Resources Browser¶
The Resources Browser is the file manager for your project's assets. It lets you import new files, preview existing resources, drag assets into scenes, assign them to components, and open specialized tool windows such as the Sprite Slicer and Tileset Slicer.
Supported resource types¶
| Type | Extensions | Typical use |
|---|---|---|
| Textures | PNG, JPG, BMP, TGA, PSD, HDR | Sprites, UI images, albedo/normal/roughness/metallic maps, skyboxes |
| Models | GLTF, GLB, OBJ | 3D meshes, skeletons, animations, morph targets |
| Audio | OGG, WAV, MP3, FLAC | Sound effects, music, 3D spatial audio |
| Fonts | TTF, OTF | Text and UI rendering |
| Scenes | YAML scene files | Saved scenes and child scene references |
| Bundles | YAML bundle files | Reusable entity hierarchies (prefab-like) |
| Shaders | Shader data files | Built, serialized, and loaded shader programs |
| Scripts | LUA, CPP, H | Gameplay logic files |
Previews¶
The browser includes inline preview renderers. Select a resource to see:
- Texture preview — full image with mip-level and channel controls.
- Model preview — interactive 3D view with orbit navigation, lighting, and material display.
- Material preview — shaded sphere with the PBR material applied.
- Font preview — sample text at the font's supported sizes.
- Audio preview — waveform display and play button.
Use previews to catch missing textures, wrong scale, or broken imports before dropping assets into a scene.
Importing assets¶
Copy files into your project folder or drag them from your OS file manager into the Resources Browser. The editor scans the asset directories on startup and whenever the project folder changes.
File naming
Use lowercase, hyphen-or-underscore-separated file names without spaces. Consistent naming avoids case-sensitivity issues on Linux and Android and makes asset paths predictable in scripts.

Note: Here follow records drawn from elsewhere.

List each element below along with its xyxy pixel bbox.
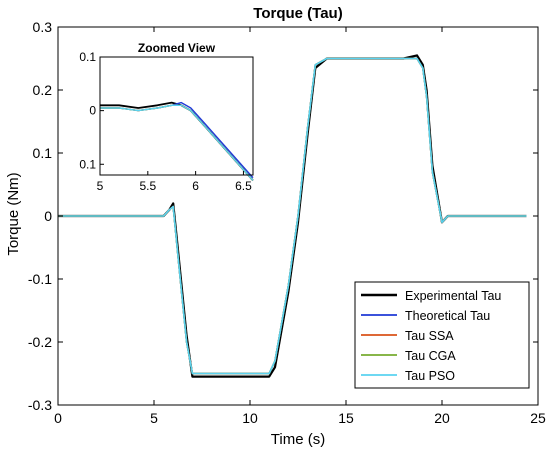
y-axis-label: Torque (Nm) [5,172,22,255]
inset-y-tick-label: 0 [89,104,96,118]
y-tick-label: 0 [44,208,52,224]
x-tick-label: 15 [338,410,354,426]
inset-y-tick-label: 0.1 [79,50,96,64]
inset-series-line-tau-pso [100,104,254,181]
series-line-tau-pso [58,57,527,375]
x-tick-label: 0 [54,410,62,426]
y-tick-label: 0.3 [33,19,53,35]
legend-label: Tau SSA [405,329,454,343]
chart-title: Torque (Tau) [253,5,342,22]
y-tick-label: 0.2 [33,82,53,98]
x-tick-label: 25 [530,410,546,426]
inset-x-tick-label: 5.5 [139,179,156,193]
x-tick-label: 10 [242,410,258,426]
inset-background [100,57,253,175]
y-tick-label: 0.1 [33,145,53,161]
x-axis-label: Time (s) [271,431,325,448]
inset-y-tick-label: 0.1 [79,157,96,171]
inset-title: Zoomed View [138,41,216,55]
inset-x-tick-label: 6 [192,179,199,193]
y-tick-label: -0.3 [28,397,52,413]
inset-x-tick-label: 5 [97,179,104,193]
inset-frame [99,56,254,176]
inset-x-tick-label: 6.5 [235,179,252,193]
y-tick-label: -0.2 [28,334,52,350]
zoomed-view-inset: Zoomed View 5 5.5 6 6.5 0.1 0 0.1 [79,41,254,193]
y-tick-label: -0.1 [28,271,52,287]
x-tick-label: 20 [434,410,450,426]
legend-label: Tau PSO [405,369,455,383]
legend-label: Experimental Tau [405,289,501,303]
legend: Experimental Tau Theoretical Tau Tau SSA Ta… [354,281,530,389]
legend-label: Tau CGA [405,349,456,363]
x-tick-label: 5 [150,410,158,426]
legend-label: Theoretical Tau [405,309,490,323]
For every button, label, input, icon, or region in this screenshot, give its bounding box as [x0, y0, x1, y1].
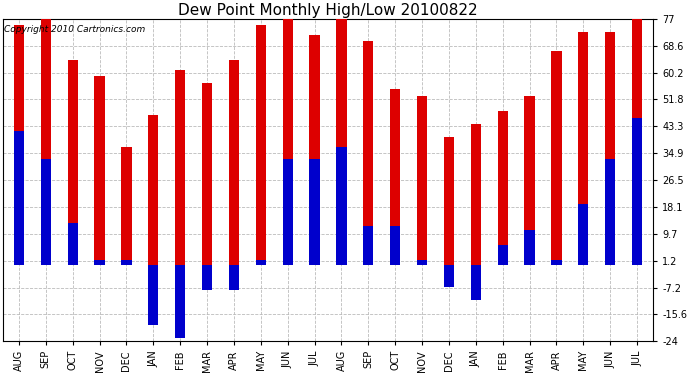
Bar — [121, 260, 132, 265]
Bar — [578, 32, 589, 265]
Bar — [471, 124, 481, 265]
Bar — [229, 60, 239, 265]
Bar — [336, 19, 346, 265]
Bar — [309, 35, 319, 265]
Bar — [41, 159, 51, 265]
Bar — [471, 265, 481, 300]
Bar — [148, 115, 159, 265]
Bar — [417, 260, 427, 265]
Bar — [68, 223, 78, 265]
Bar — [175, 70, 186, 265]
Bar — [605, 32, 615, 265]
Bar — [444, 137, 454, 265]
Bar — [497, 246, 508, 265]
Bar — [524, 230, 535, 265]
Bar — [444, 265, 454, 287]
Bar — [256, 26, 266, 265]
Bar — [95, 260, 105, 265]
Bar — [256, 260, 266, 265]
Bar — [14, 130, 24, 265]
Bar — [497, 111, 508, 265]
Bar — [148, 265, 159, 325]
Bar — [202, 83, 212, 265]
Bar — [551, 260, 562, 265]
Text: Copyright 2010 Cartronics.com: Copyright 2010 Cartronics.com — [4, 26, 146, 34]
Bar — [229, 265, 239, 290]
Bar — [283, 159, 293, 265]
Bar — [632, 118, 642, 265]
Bar — [309, 159, 319, 265]
Bar — [390, 89, 400, 265]
Bar — [14, 26, 24, 265]
Bar — [605, 159, 615, 265]
Bar — [336, 147, 346, 265]
Bar — [363, 226, 373, 265]
Bar — [417, 96, 427, 265]
Bar — [175, 265, 186, 338]
Bar — [363, 41, 373, 265]
Bar — [68, 60, 78, 265]
Bar — [283, 19, 293, 265]
Bar — [121, 147, 132, 265]
Bar — [578, 204, 589, 265]
Bar — [390, 226, 400, 265]
Bar — [632, 19, 642, 265]
Bar — [551, 51, 562, 265]
Bar — [95, 76, 105, 265]
Bar — [202, 265, 212, 290]
Bar — [524, 96, 535, 265]
Bar — [41, 19, 51, 265]
Title: Dew Point Monthly High/Low 20100822: Dew Point Monthly High/Low 20100822 — [178, 3, 477, 18]
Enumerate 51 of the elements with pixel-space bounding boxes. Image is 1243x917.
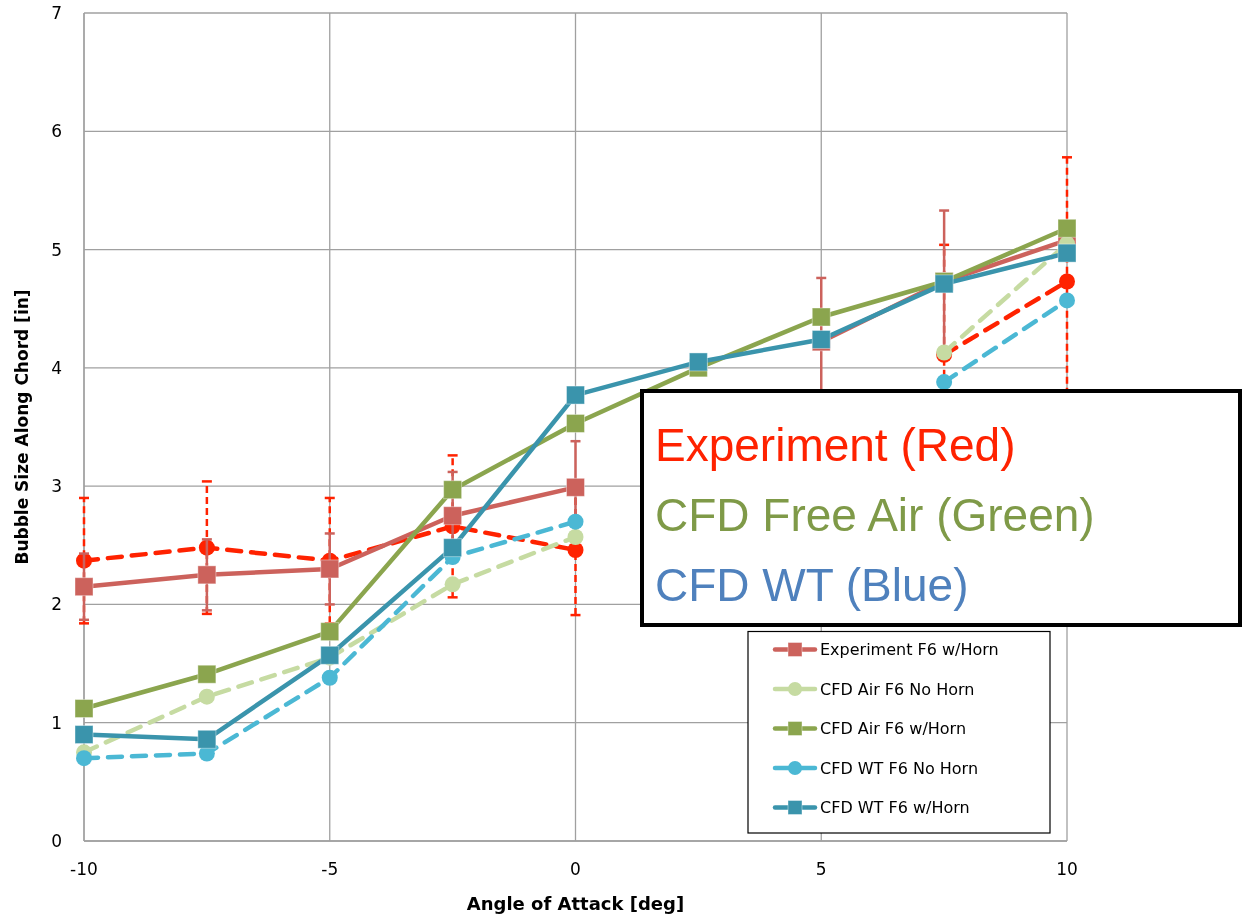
legend-label: CFD Air F6 No Horn xyxy=(820,679,975,699)
point xyxy=(320,559,340,579)
annotation: CFD WT (Blue) xyxy=(655,559,969,612)
x-tick-label: 5 xyxy=(815,859,827,879)
point xyxy=(443,480,463,500)
point xyxy=(566,413,585,433)
point xyxy=(688,352,708,372)
point xyxy=(74,577,94,597)
y-tick-label: 7 xyxy=(51,2,62,23)
point xyxy=(197,565,217,585)
legend-label: CFD WT F6 No Horn xyxy=(820,758,979,778)
point xyxy=(320,645,340,665)
point xyxy=(74,725,94,745)
y-tick-label: 2 xyxy=(51,594,62,615)
point xyxy=(566,477,585,497)
point xyxy=(1059,292,1075,309)
point xyxy=(567,529,584,546)
point xyxy=(1057,218,1077,238)
point xyxy=(936,374,953,391)
point xyxy=(811,307,831,327)
point xyxy=(443,538,463,558)
point xyxy=(198,688,215,705)
y-tick-label: 6 xyxy=(51,121,62,142)
x-tick-label: 10 xyxy=(1056,859,1078,879)
point xyxy=(443,506,463,526)
point xyxy=(197,664,217,684)
x-tick-label: 0 xyxy=(570,859,581,879)
point xyxy=(76,750,92,767)
y-tick-label: 0 xyxy=(51,830,62,851)
point xyxy=(320,622,340,642)
y-tick-label: 5 xyxy=(51,239,62,260)
x-axis-title: Angle of Attack [deg] xyxy=(466,893,685,914)
annotation: CFD Free Air (Green) xyxy=(655,489,1095,542)
y-tick-label: 4 xyxy=(51,357,62,378)
y-axis-title: Bubble Size Along Chord [in] xyxy=(12,289,32,565)
point xyxy=(197,729,217,749)
annotation: Experiment (Red) xyxy=(655,419,1016,472)
y-tick-label: 3 xyxy=(51,476,62,497)
point xyxy=(444,576,461,593)
legend-label: CFD WT F6 w/Horn xyxy=(820,798,970,818)
x-tick-label: -5 xyxy=(321,859,339,879)
point xyxy=(74,699,94,719)
point xyxy=(566,385,585,405)
y-tick-label: 1 xyxy=(51,712,62,733)
point xyxy=(1057,243,1077,263)
legend-label: CFD Air F6 w/Horn xyxy=(820,719,967,739)
legend-label: Experiment F6 w/Horn xyxy=(820,640,999,660)
point xyxy=(321,669,338,686)
x-tick-label: -10 xyxy=(70,859,98,879)
point xyxy=(1059,273,1075,290)
point xyxy=(567,513,584,530)
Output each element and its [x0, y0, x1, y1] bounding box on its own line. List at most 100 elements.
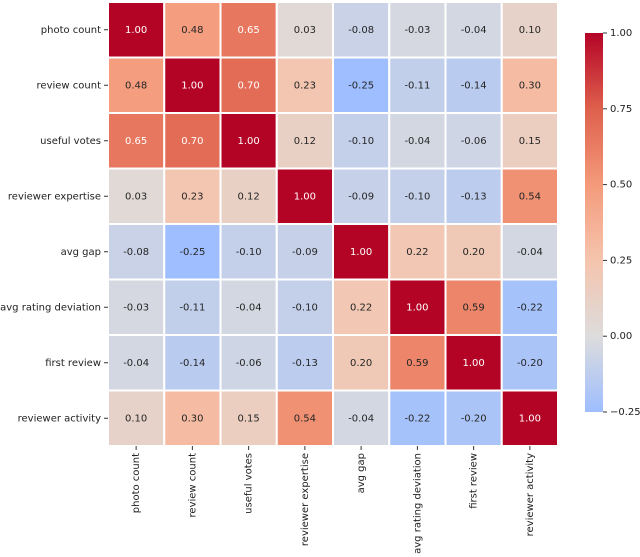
y-tick-label: first review	[45, 358, 101, 369]
heatmap-cell	[219, 334, 278, 392]
cell-label: 1.00	[181, 80, 203, 91]
colorbar-tick-label: 0.25	[610, 255, 632, 266]
cell-label: -0.25	[348, 80, 374, 91]
cell-label: -0.04	[123, 358, 149, 369]
cell-label: 0.12	[237, 191, 259, 202]
cell-label: -0.13	[461, 191, 487, 202]
cell-label: -0.14	[461, 80, 487, 91]
cell-label: 1.00	[294, 191, 316, 202]
heatmap-cell	[332, 278, 391, 336]
heatmap-cell	[500, 334, 559, 392]
cell-label: -0.11	[404, 80, 430, 91]
cell-label: -0.20	[461, 413, 487, 424]
heatmap-cell	[332, 112, 391, 170]
heatmap-cell	[444, 112, 503, 170]
heatmap-cell	[163, 334, 222, 392]
heatmap-cell	[500, 112, 559, 170]
heatmap-cell	[275, 56, 334, 114]
heatmap-cell	[275, 112, 334, 170]
cell-label: 1.00	[350, 247, 372, 258]
cell-label: -0.04	[348, 413, 374, 424]
y-tick-label: photo count	[41, 25, 101, 36]
cell-label: 0.59	[406, 358, 428, 369]
colorbar-tick-label: 0.00	[610, 331, 632, 342]
heatmap-cell	[219, 167, 278, 225]
heatmap-cell	[332, 389, 391, 447]
cell-label: 1.00	[519, 413, 541, 424]
cell-label: 1.00	[237, 136, 259, 147]
colorbar-tick-label: 0.75	[610, 104, 632, 115]
y-tick-label: review count	[37, 80, 102, 91]
cell-label: -0.10	[404, 191, 430, 202]
cell-label: -0.08	[348, 25, 374, 36]
cell-label: 1.00	[125, 25, 147, 36]
heatmap-cell	[444, 167, 503, 225]
x-tick-label: photo count	[131, 453, 142, 513]
cell-label: 0.22	[406, 247, 428, 258]
heatmap-cell	[332, 167, 391, 225]
heatmap-cell	[163, 56, 222, 114]
cell-label: 0.15	[237, 413, 259, 424]
cell-label: -0.03	[123, 302, 149, 313]
cell-label: -0.04	[404, 136, 430, 147]
cell-label: 0.23	[181, 191, 203, 202]
cell-label: 0.65	[125, 136, 147, 147]
cell-label: -0.03	[404, 25, 430, 36]
cell-label: 0.20	[462, 247, 484, 258]
cell-label: -0.25	[179, 247, 205, 258]
cell-label: 0.03	[294, 25, 316, 36]
cell-label: 0.30	[519, 80, 541, 91]
cell-label: 1.00	[406, 302, 428, 313]
cell-label: 1.00	[462, 358, 484, 369]
cell-label: -0.11	[179, 302, 205, 313]
heatmap-cell	[500, 278, 559, 336]
colorbar-tick-label: −0.25	[610, 407, 640, 418]
cell-label: 0.12	[294, 136, 316, 147]
cell-label: -0.06	[236, 358, 262, 369]
heatmap-cell	[444, 334, 503, 392]
heatmap-cell	[275, 223, 334, 281]
cell-label: -0.04	[236, 302, 262, 313]
cell-label: -0.06	[461, 136, 487, 147]
cell-label: -0.09	[348, 191, 374, 202]
cell-label: 0.65	[237, 25, 259, 36]
heatmap-cell	[388, 1, 447, 59]
cell-label: 0.48	[125, 80, 147, 91]
cell-label: 0.15	[519, 136, 541, 147]
cell-label: -0.10	[348, 136, 374, 147]
cell-label: -0.22	[517, 302, 543, 313]
heatmap-cell	[332, 334, 391, 392]
x-tick-label: avg gap	[356, 453, 367, 493]
cell-label: -0.13	[292, 358, 318, 369]
y-tick-label: avg gap	[61, 247, 101, 258]
y-tick-label: avg rating deviation	[0, 302, 101, 313]
cell-label: -0.04	[461, 25, 487, 36]
cell-label: -0.10	[292, 302, 318, 313]
heatmap-cell	[388, 56, 447, 114]
x-tick-label: reviewer activity	[525, 453, 536, 536]
cell-label: 0.23	[294, 80, 316, 91]
x-tick-label: reviewer expertise	[300, 453, 311, 546]
cell-label: 0.70	[237, 80, 259, 91]
y-tick-label: useful votes	[40, 136, 101, 147]
colorbar-tick-label: 1.00	[610, 28, 632, 39]
cell-label: 0.20	[350, 358, 372, 369]
cell-label: -0.04	[517, 247, 543, 258]
x-tick-label: useful votes	[244, 453, 255, 514]
heatmap-cell	[388, 112, 447, 170]
cell-label: 0.70	[181, 136, 203, 147]
heatmap-cell	[107, 334, 166, 392]
cell-label: 0.30	[181, 413, 203, 424]
cell-label: -0.14	[179, 358, 205, 369]
cell-label: -0.22	[404, 413, 430, 424]
cell-label: 0.03	[125, 191, 147, 202]
cell-label: 0.59	[462, 302, 484, 313]
y-tick-label: reviewer activity	[18, 413, 101, 424]
cell-label: 0.54	[294, 413, 316, 424]
x-tick-label: avg rating deviation	[412, 453, 423, 554]
colorbar-tick-label: 0.50	[610, 180, 632, 191]
cell-label: 0.48	[181, 25, 203, 36]
cell-label: -0.20	[517, 358, 543, 369]
cell-label: 0.10	[125, 413, 147, 424]
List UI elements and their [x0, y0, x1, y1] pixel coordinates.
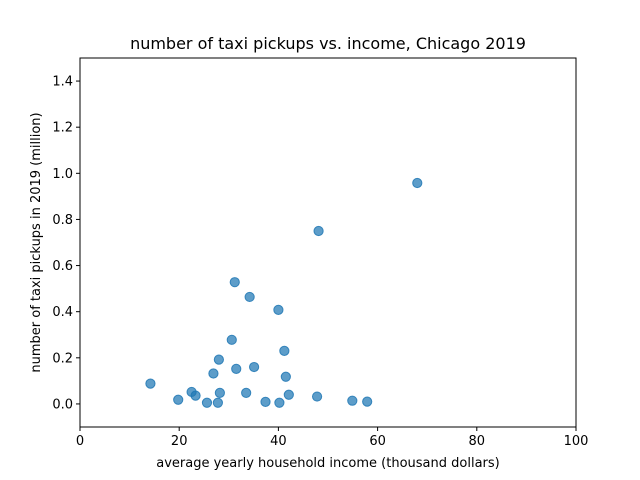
y-tick-label-6: 1.2 [52, 121, 73, 136]
x-tick-label-2: 40 [270, 434, 287, 449]
data-point-5 [208, 368, 219, 379]
y-axis: 0.0 0.2 0.4 0.6 0.8 1.0 1.2 1.4 [52, 75, 80, 412]
x-axis: 0 20 40 60 80 100 [76, 427, 589, 449]
data-point-3 [190, 390, 201, 401]
data-point-12 [241, 387, 252, 398]
data-point-18 [279, 345, 290, 356]
data-point-20 [283, 389, 294, 400]
data-point-15 [260, 396, 271, 407]
data-point-16 [273, 304, 284, 315]
data-points [145, 177, 423, 408]
y-tick-label-0: 0.0 [52, 397, 73, 412]
y-axis-label: number of taxi pickups in 2019 (million) [29, 112, 44, 372]
data-point-19 [280, 371, 291, 382]
x-axis-label: average yearly household income (thousan… [156, 456, 499, 471]
data-point-10 [229, 277, 240, 288]
x-tick-label-4: 80 [469, 434, 486, 449]
data-point-4 [201, 397, 213, 408]
data-point-22 [313, 225, 324, 237]
data-point-13 [244, 291, 255, 303]
x-tick-label-0: 0 [76, 434, 84, 449]
data-point-9 [226, 334, 237, 345]
data-point-24 [362, 396, 373, 407]
y-tick-label-2: 0.4 [52, 305, 73, 320]
data-point-21 [311, 391, 323, 402]
y-tick-label-4: 0.8 [52, 213, 73, 228]
data-point-23 [347, 395, 358, 406]
x-tick-label-5: 100 [564, 434, 589, 449]
data-point-25 [412, 177, 423, 189]
x-tick-label-3: 60 [369, 434, 386, 449]
y-tick-label-3: 0.6 [52, 259, 73, 274]
x-tick-label-1: 20 [171, 434, 188, 449]
chart-title: number of taxi pickups vs. income, Chica… [130, 34, 526, 53]
data-point-8 [214, 387, 225, 398]
data-point-14 [248, 361, 260, 373]
y-tick-label-5: 1.0 [52, 167, 73, 182]
data-point-7 [213, 354, 224, 365]
plot-frame [79, 57, 577, 428]
data-point-1 [173, 394, 184, 405]
data-point-17 [274, 397, 285, 408]
data-point-11 [231, 363, 242, 374]
y-tick-label-7: 1.4 [52, 75, 73, 90]
data-point-6 [212, 397, 223, 408]
data-point-0 [145, 378, 156, 389]
y-tick-label-1: 0.2 [52, 351, 73, 366]
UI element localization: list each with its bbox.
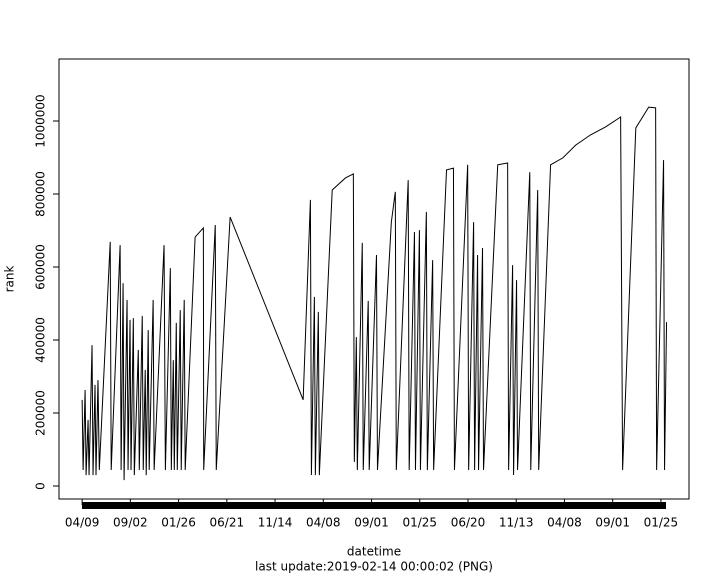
caption: last update:2019-02-14 00:00:02 (PNG)	[255, 560, 493, 574]
x-tick-label: 04/09	[65, 516, 100, 530]
x-tick-label: 01/26	[161, 516, 196, 530]
x-tick-label: 06/21	[210, 516, 245, 530]
x-tick-label: 11/13	[499, 516, 534, 530]
y-tick-label: 0	[34, 482, 48, 490]
y-tick-label: 1000000	[34, 94, 48, 147]
x-tick-label: 06/20	[451, 516, 486, 530]
x-tick-label: 09/02	[113, 516, 148, 530]
y-tick-label: 200000	[34, 390, 48, 436]
x-tick-label: 09/01	[595, 516, 630, 530]
x-tick-label: 11/14	[258, 516, 293, 530]
y-axis-label: rank	[3, 266, 17, 293]
x-tick-label: 04/08	[306, 516, 341, 530]
y-tick-label: 800000	[34, 171, 48, 217]
x-tick-label: 09/01	[354, 516, 389, 530]
x-tick-label: 01/25	[644, 516, 679, 530]
plot-box	[58, 58, 690, 500]
y-tick-label: 600000	[34, 244, 48, 290]
x-tick-label: 04/08	[547, 516, 582, 530]
x-tick-label: 01/25	[402, 516, 437, 530]
rug	[82, 502, 666, 509]
y-tick-label: 400000	[34, 317, 48, 363]
data-line	[81, 106, 668, 481]
x-axis-label: datetime	[347, 545, 401, 559]
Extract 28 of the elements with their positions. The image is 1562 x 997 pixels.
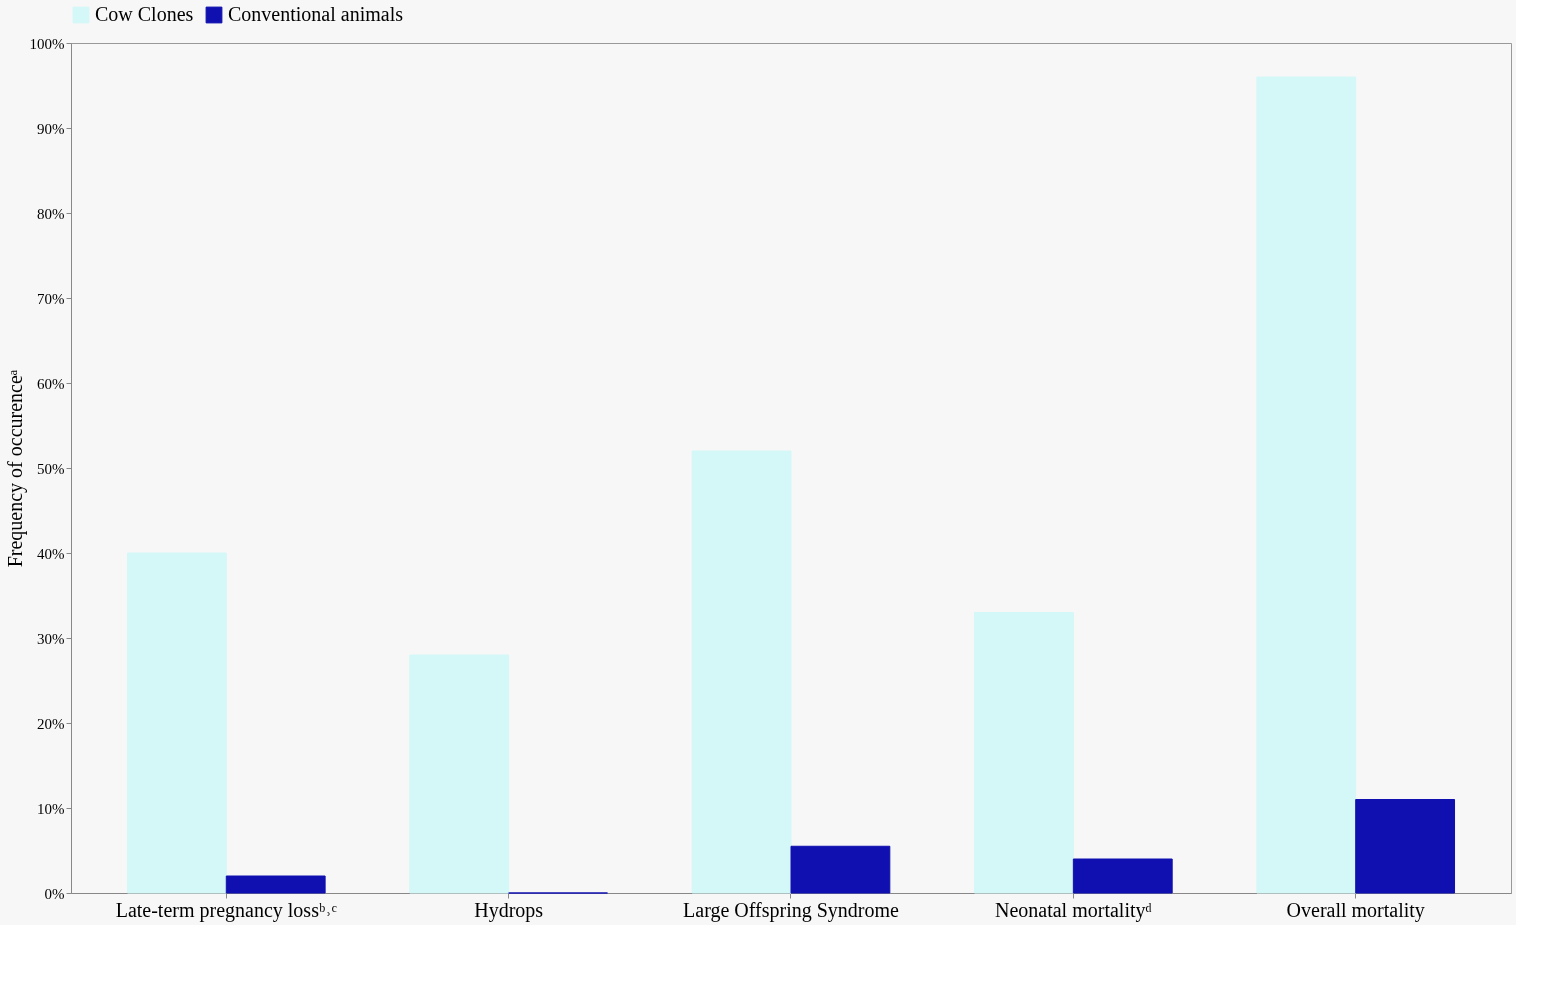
y-tick-label: 90%	[37, 120, 65, 137]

Dragging assets into scenes¶
Drag a texture, model, audio file, or scene directly from the Resources Browser:
| Asset type | Drop target | Result |
|---|---|---|
| Texture | Scene view | Creates a Sprite entity with the texture assigned |
| Model (GLTF/OBJ) | Scene view | Creates a Model entity and loads the file |
| Audio | Scene view | Creates a Sound entity with the file assigned |
| Scene / bundle | Scene view or hierarchy | Adds the scene as a child scene or creates a bundle instance |
| Texture | A component field | Assigns the texture to that field |
Context menu¶
Right-click any resource to access:
- Open — opens the file with the appropriate editor tool.
- Open in Sprite Slicer — opens the texture in the Sprite Slicer tool.
- Open in Tileset Slicer — opens the texture in the Tileset Slicer tool.
- Rename — renames the file on disk and updates scene references.
- Delete — removes the file from the project.
- Show in OS — reveals the file in the system file manager.
Sprite and tileset slicing¶
Two dedicated slicer tools process sprite sheets and tilesets:
Sprite Slicer¶
The Sprite Slicer divides a texture into named frames for sprite animation or individual sprite display. Supports grid-based slicing (uniform cell size) and free-form rectangle drawing for irregular layouts.
![]()
See Sprite Slicer for the complete workflow.
Tileset Slicer¶
The Tileset Slicer splits a tileset texture into uniformly-sized tiles and assigns each tile a numeric ID. Those IDs are used when painting tiles in the Tilemap editor and when defining tile data in scripts.
See Tileset Slicer for the complete workflow.
Organization guidelines¶
- Keep source art, imported assets, and generated data in separate folders.
- Separate audio by category:
sounds/effects/,sounds/music/, etc. - Prefer GLTF for animated or material-rich 3D assets; OBJ for simple static geometry.
- Store collision meshes separately from visual meshes.
- Remove unused large assets before exporting mobile or web builds to keep bundle sizes small.